The work is a still life depicting a bouquet of orange, red, and pink flowers in a pitcher has a starting price of $30,000, and features a stamp from Hitler's dealer Samuel Morgenstein on its back. According to the auction house's website, “Morgenstern owned an art gallery in Vienna and sold many works by Hitler beginning in 1911; ironically, this Jewish gallery owner was one of the few individuals to see talent in Hitler's work and paid him well for his paintings. His gallery was later seized when Hitler came to power."
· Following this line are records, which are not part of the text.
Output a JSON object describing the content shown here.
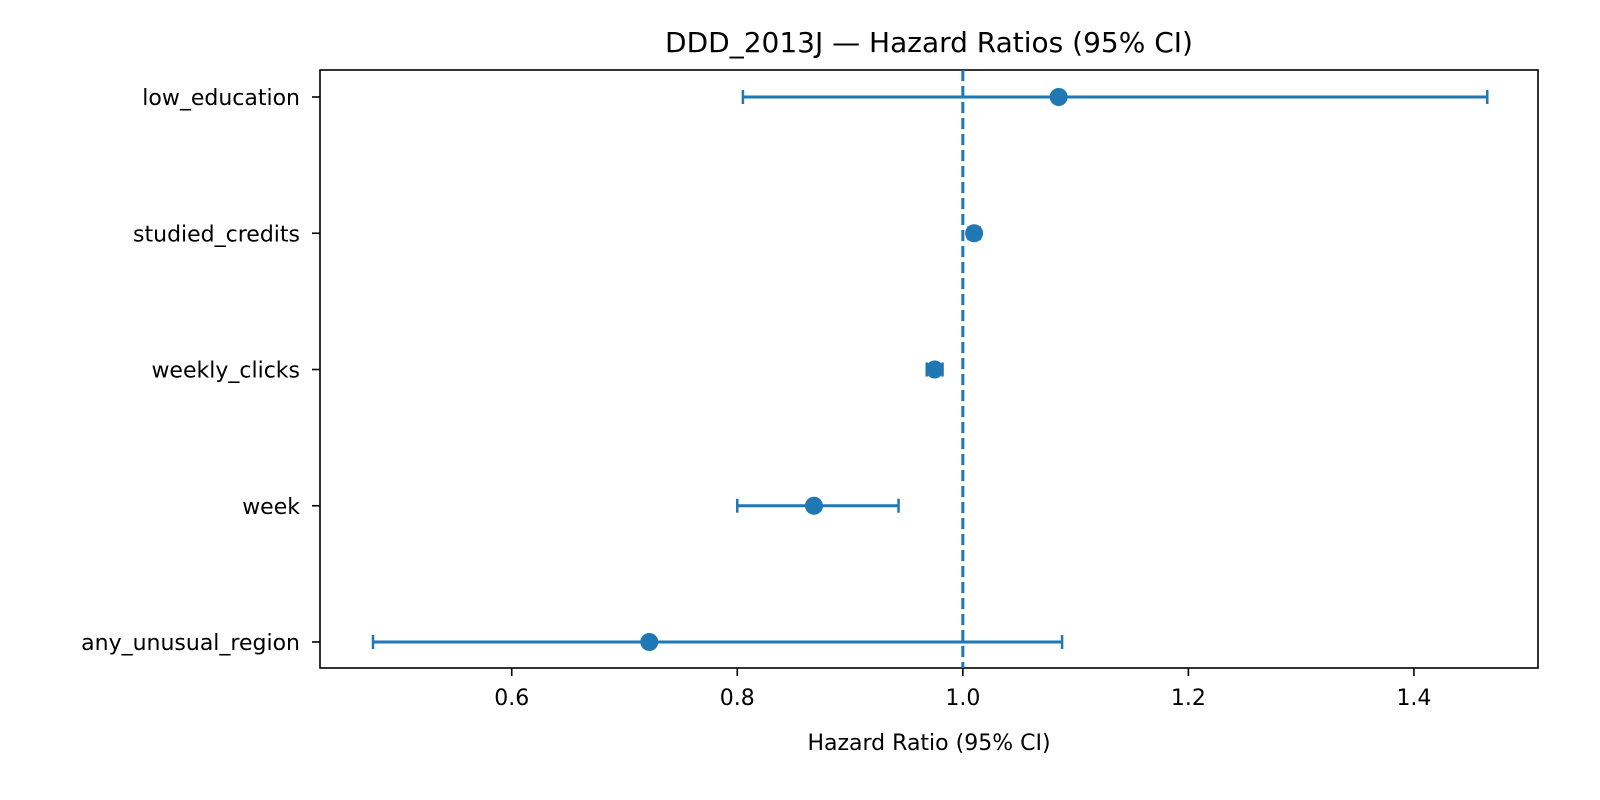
{
  "chart_data": {
    "type": "scatter",
    "subtype": "forest-plot",
    "title": "DDD_2013J — Hazard Ratios (95% CI)",
    "xlabel": "Hazard Ratio (95% CI)",
    "ylabel": "",
    "xlim": [
      0.43,
      1.51
    ],
    "xticks": [
      0.6,
      0.8,
      1.0,
      1.2,
      1.4
    ],
    "xtick_labels": [
      "0.6",
      "0.8",
      "1.0",
      "1.2",
      "1.4"
    ],
    "reference_line": {
      "x": 1.0,
      "style": "dashed"
    },
    "grid": false,
    "legend": "none",
    "color": "#1f77b4",
    "categories": [
      "low_education",
      "studied_credits",
      "weekly_clicks",
      "week",
      "any_unusual_region"
    ],
    "hr": [
      1.085,
      1.01,
      0.975,
      0.868,
      0.722
    ],
    "ci_low": [
      0.805,
      1.005,
      0.968,
      0.8,
      0.477
    ],
    "ci_high": [
      1.465,
      1.015,
      0.982,
      0.943,
      1.088
    ]
  }
}
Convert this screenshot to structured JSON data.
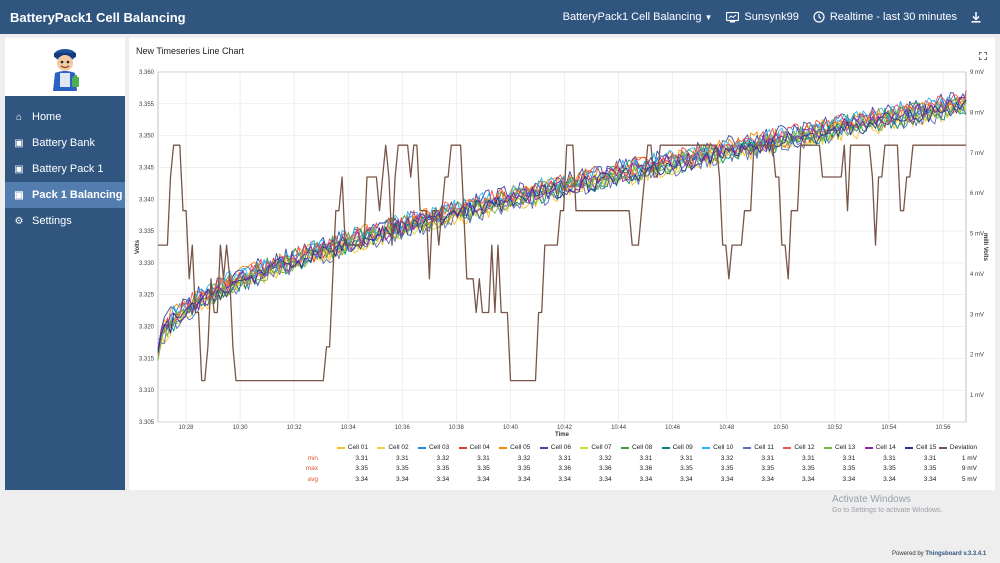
{
  "app": {
    "title": "BatteryPack1 Cell Balancing"
  },
  "topbar": {
    "state_label": "BatteryPack1 Cell Balancing",
    "entity_label": "Sunsynk99",
    "time_label": "Realtime - last 30 minutes"
  },
  "sidebar": {
    "items": [
      {
        "label": "Home",
        "icon": "home-icon"
      },
      {
        "label": "Battery Bank",
        "icon": "battery-icon"
      },
      {
        "label": "Battery Pack 1",
        "icon": "battery-icon"
      },
      {
        "label": "Pack 1 Balancing",
        "icon": "battery-icon",
        "active": true
      },
      {
        "label": "Settings",
        "icon": "gear-icon"
      }
    ]
  },
  "widget": {
    "title": "New Timeseries Line Chart"
  },
  "chart_data": {
    "type": "line",
    "xlabel": "Time",
    "ylabel": "Volts",
    "y2label": "milli Volts",
    "x_ticks": [
      "10:28",
      "10:30",
      "10:32",
      "10:34",
      "10:36",
      "10:38",
      "10:40",
      "10:42",
      "10:44",
      "10:46",
      "10:48",
      "10:50",
      "10:52",
      "10:54",
      "10:56"
    ],
    "ylim": [
      3.305,
      3.36
    ],
    "y_ticks": [
      "3.305",
      "3.310",
      "3.315",
      "3.320",
      "3.325",
      "3.330",
      "3.335",
      "3.340",
      "3.345",
      "3.350",
      "3.355",
      "3.360"
    ],
    "y2lim": [
      1,
      9
    ],
    "y2_ticks": [
      "1 mV",
      "2 mV",
      "3 mV",
      "4 mV",
      "5 mV",
      "6 mV",
      "7 mV",
      "8 mV",
      "9 mV"
    ],
    "grid": true,
    "series": [
      {
        "name": "Cell 01",
        "color": "#fbc02d",
        "min": "3.31",
        "max": "3.35",
        "avg": "3.34"
      },
      {
        "name": "Cell 02",
        "color": "#f4d03f",
        "min": "3.31",
        "max": "3.35",
        "avg": "3.34"
      },
      {
        "name": "Cell 03",
        "color": "#1e88e5",
        "min": "3.32",
        "max": "3.35",
        "avg": "3.34"
      },
      {
        "name": "Cell 04",
        "color": "#e53935",
        "min": "3.31",
        "max": "3.35",
        "avg": "3.34"
      },
      {
        "name": "Cell 05",
        "color": "#fb8c00",
        "min": "3.32",
        "max": "3.35",
        "avg": "3.34"
      },
      {
        "name": "Cell 06",
        "color": "#3949ab",
        "min": "3.31",
        "max": "3.36",
        "avg": "3.34"
      },
      {
        "name": "Cell 07",
        "color": "#cddc39",
        "min": "3.32",
        "max": "3.36",
        "avg": "3.34"
      },
      {
        "name": "Cell 08",
        "color": "#43a047",
        "min": "3.31",
        "max": "3.36",
        "avg": "3.34"
      },
      {
        "name": "Cell 09",
        "color": "#00897b",
        "min": "3.31",
        "max": "3.35",
        "avg": "3.34"
      },
      {
        "name": "Cell 10",
        "color": "#29b6f6",
        "min": "3.32",
        "max": "3.35",
        "avg": "3.34"
      },
      {
        "name": "Cell 11",
        "color": "#5c6bc0",
        "min": "3.31",
        "max": "3.35",
        "avg": "3.34"
      },
      {
        "name": "Cell 12",
        "color": "#ef5350",
        "min": "3.31",
        "max": "3.35",
        "avg": "3.34"
      },
      {
        "name": "Cell 13",
        "color": "#7cb342",
        "min": "3.31",
        "max": "3.35",
        "avg": "3.34"
      },
      {
        "name": "Cell 14",
        "color": "#8e24aa",
        "min": "3.31",
        "max": "3.35",
        "avg": "3.34"
      },
      {
        "name": "Cell 15",
        "color": "#283593",
        "min": "3.31",
        "max": "3.35",
        "avg": "3.34"
      },
      {
        "name": "Deviation",
        "color": "#795548",
        "min": "1 mV",
        "max": "9 mV",
        "avg": "5 mV"
      }
    ]
  },
  "legend_rows": {
    "min": "min",
    "max": "max",
    "avg": "avg"
  },
  "watermark": {
    "line1": "Activate Windows",
    "line2": "Go to Settings to activate Windows."
  },
  "footer": {
    "prefix": "Powered by",
    "brand": "Thingsboard v.3.3.4.1"
  }
}
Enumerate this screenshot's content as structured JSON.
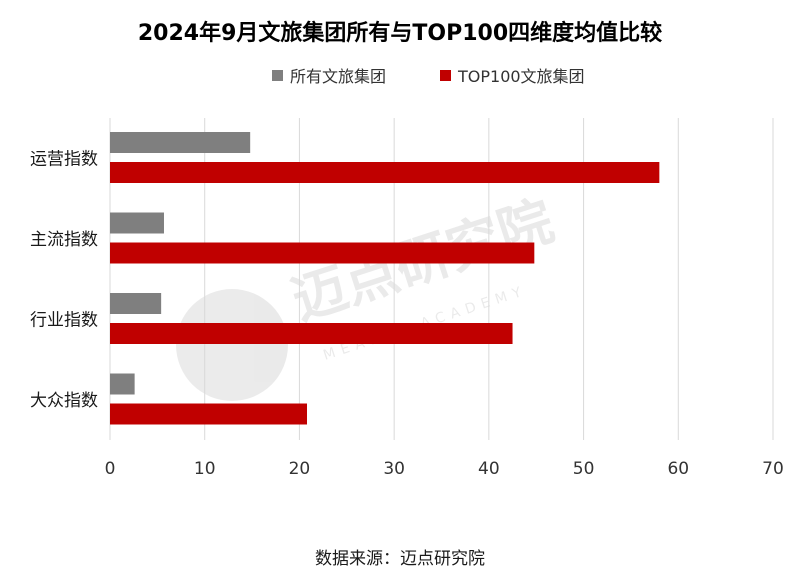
{
  "chart_data": {
    "type": "bar",
    "orientation": "horizontal",
    "title": "2024年9月文旅集团所有与TOP100四维度均值比较",
    "categories": [
      "运营指数",
      "主流指数",
      "行业指数",
      "大众指数"
    ],
    "series": [
      {
        "name": "所有文旅集团",
        "color": "#7f7f7f",
        "values": [
          14.8,
          5.7,
          5.4,
          2.6
        ]
      },
      {
        "name": "TOP100文旅集团",
        "color": "#c00000",
        "values": [
          58.0,
          44.8,
          42.5,
          20.8
        ]
      }
    ],
    "xlim": [
      0,
      70
    ],
    "xticks": [
      0,
      10,
      20,
      30,
      40,
      50,
      60,
      70
    ],
    "grid": true,
    "legend_position": "top"
  },
  "source": "数据来源：迈点研究院",
  "watermark": {
    "text": "迈点研究院",
    "subtext": "MEADIN ACADEMY"
  }
}
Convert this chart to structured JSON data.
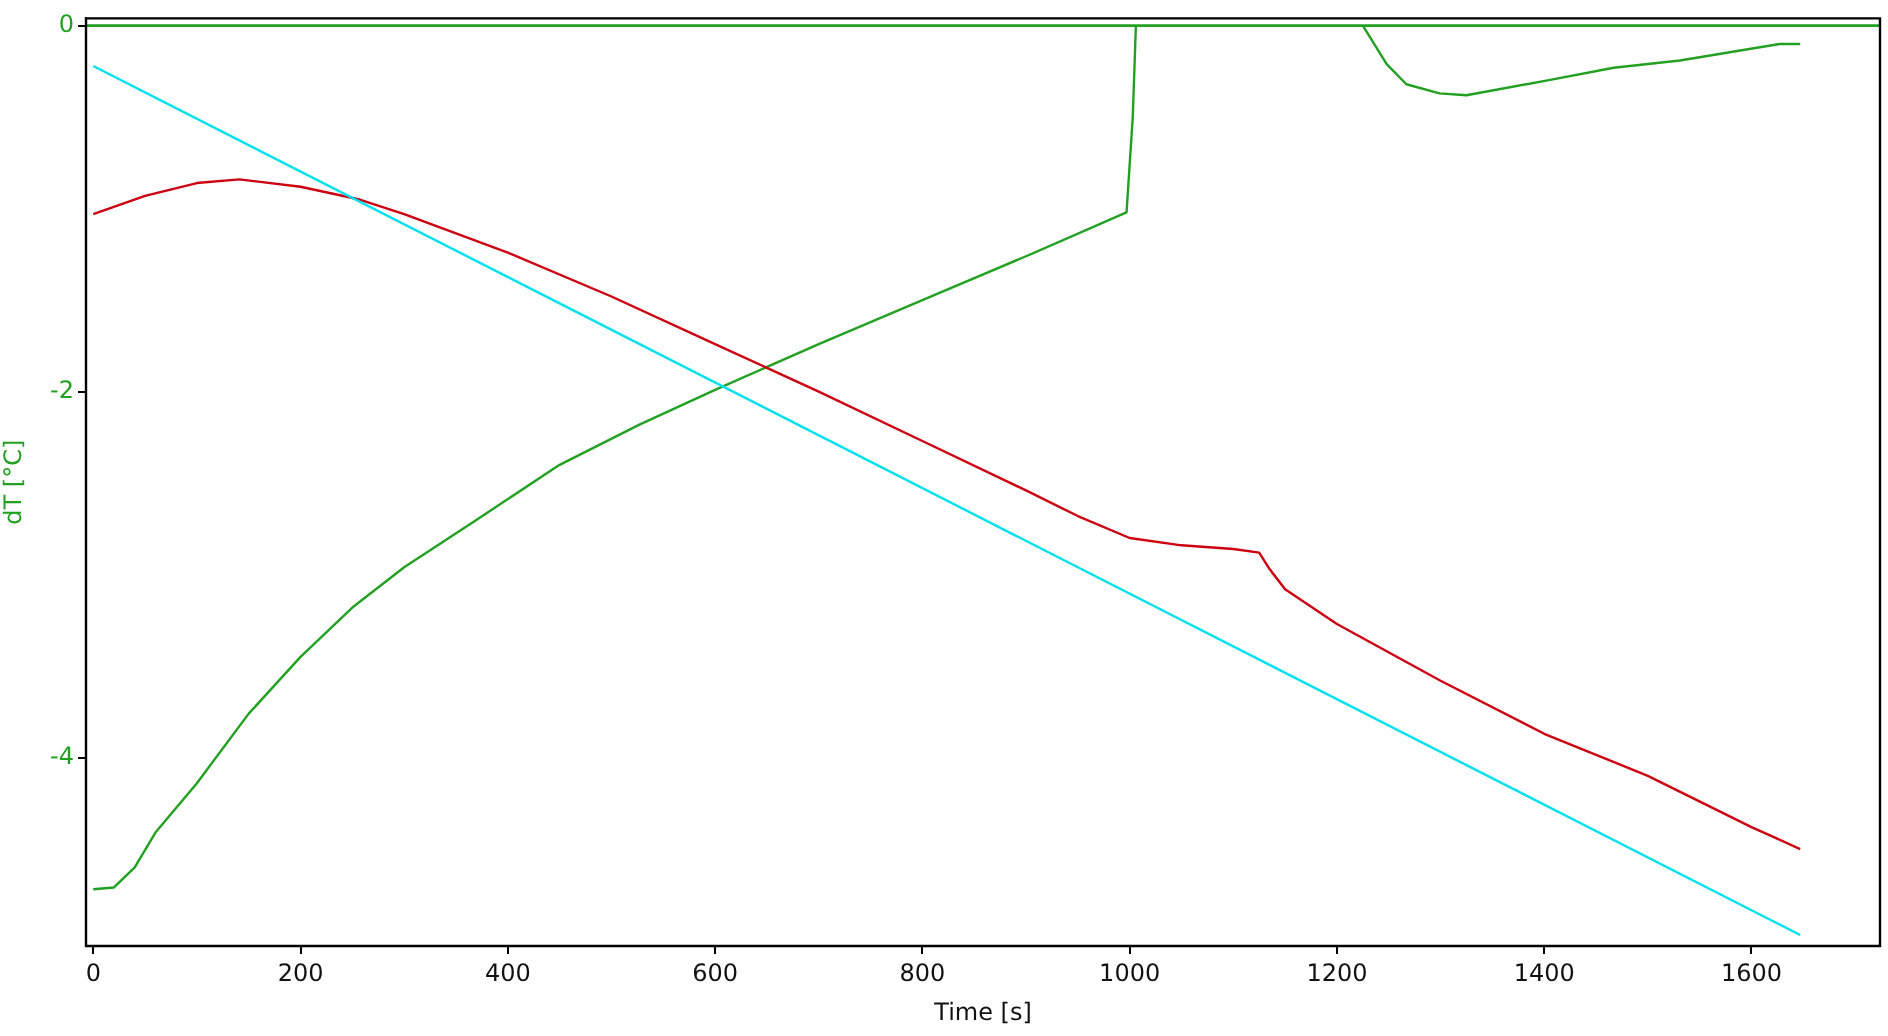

Last year an equally banal painting by Adolf Hitler was auctioned off at the Weidler auction house in Nuremberg. The work went under the hammer for €130,000, or £102,000. The watercolour painting dated from 1914 or 1915, the titled of which is 'The Old Town Hall' and is a depiction of the Munich registrar's office, was put up for sale by two elderly sisters, whose grandfather bought the artwork in 1916, when Hitler was in his 20s.
The sale of Hitler's artworks, of which there are about 800 examples known to exist, is permitted unless a piece includes any kind of Nazi imagery. It is widely considered that Hitler's works are only collected for their notoriety and historical value, and not for their quality, as the irony is that for a fascist leader who attempted to take over the world with his thousand year Reich - Hitler's art is a drab emotionless and talentless affair, with no artistic value whatsoever.
Hitler began painting in 1908 after moving to Vienna, where he was twice rejected by the Vienna Academy of Art, but had a supporter in Samuel Morgenstern, a Jewish art dealer, who sold a number of Hitler's paintings to wealthy Viennese Jewish clients. Morgenstern was eventually deported to the Lodz Ghetto, where he died in 1943.